Dear People of Christ Church,
This week I am still mulling over this past Sunday’s children’s sermon experiment with The Jesus’ Love and Compassion Paper Shredder of Sadness and Fear (an idea I very gratefully pinched from a colleague). We talked a little about things we’re afraid of and drew pictures or wrote them down. Monsters and lions and bullies, failure and illness and grief. Inequality and homelessness and racism. We decided that Jesus could handle those things and would let us know how to help.

Our Gospel for the day was a healing story—Epiphany season is full of them, and there’s another this week. Last Sunday’s started off a bit differently, though—rather than being about illness, this one was about an “unclean” spirit. Not an easy subject—too often, categories of “clean” and “unclean” get attached to human beings and are used to judge and reject. Whether gender identity or social status or other categories, it seems like humans always are tempted to exclude each other.

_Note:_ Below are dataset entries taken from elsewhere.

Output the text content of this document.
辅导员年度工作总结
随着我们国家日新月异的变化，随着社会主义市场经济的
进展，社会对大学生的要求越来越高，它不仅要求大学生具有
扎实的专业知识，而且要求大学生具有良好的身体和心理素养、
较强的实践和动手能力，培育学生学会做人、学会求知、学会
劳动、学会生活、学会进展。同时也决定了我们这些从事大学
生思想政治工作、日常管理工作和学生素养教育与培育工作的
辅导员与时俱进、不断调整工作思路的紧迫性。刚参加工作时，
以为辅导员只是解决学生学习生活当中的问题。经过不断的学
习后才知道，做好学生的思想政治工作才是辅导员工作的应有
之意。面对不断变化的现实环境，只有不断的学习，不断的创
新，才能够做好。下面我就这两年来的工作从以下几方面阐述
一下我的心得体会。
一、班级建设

In any case, there’s this fascinating bit in there about authority—the authority of Jesus. I asked the kids what that word means, and Eli said power—which is true. But the power and authority of Jesus comes from a different place than we’re used to. Often in our world, power is about domination: it’s the opposite of weakness. It’s a relative term. You can only have power if you have something another doesn’t have. The power we most often see is based in threats. Bigger bombs or bigger bank accounts. The authority of Jesus comes from a different place. The authority of Jesus is not a relationship of stronger vs weaker. The authority of Jesus is compassion—com-passion, literally suffering-along-with. The power of God in Jesus was compassion for those who are suffering. And in that compassion, he healed the person in the story.

Jesus can heal us, too—if we let him. That’s what was so important about the “authority” piece in the Gospel for last Sunday; Jesus was given authority over suffering, and that’s where healing came from. In our paper shredder experiment, we gave Jesus authority over our anxiety, too.

I don’t know what was “really” happening in the story—we can analyze back and label it epilepsy or mental illness or whatever, but what feels more important is to see that love cast out fear. As Jesus wasn’t afraid of the “unclean” person, he was able to be in community again.

This is a message I really need to take with me into the season of Lent. I need to remember that whatever sins I name on Ash Wednesday that, like that person with the demon, I can recognize the authority of Jesus to heal me from them. It’s not a passive healing, but an active participation in our salvation (though we aren’t the agents, for sure).

What do you need to hear as we enter Lent? What fear do you need Jesus to shred with love and compassion? What will help you to repent and be forgiven?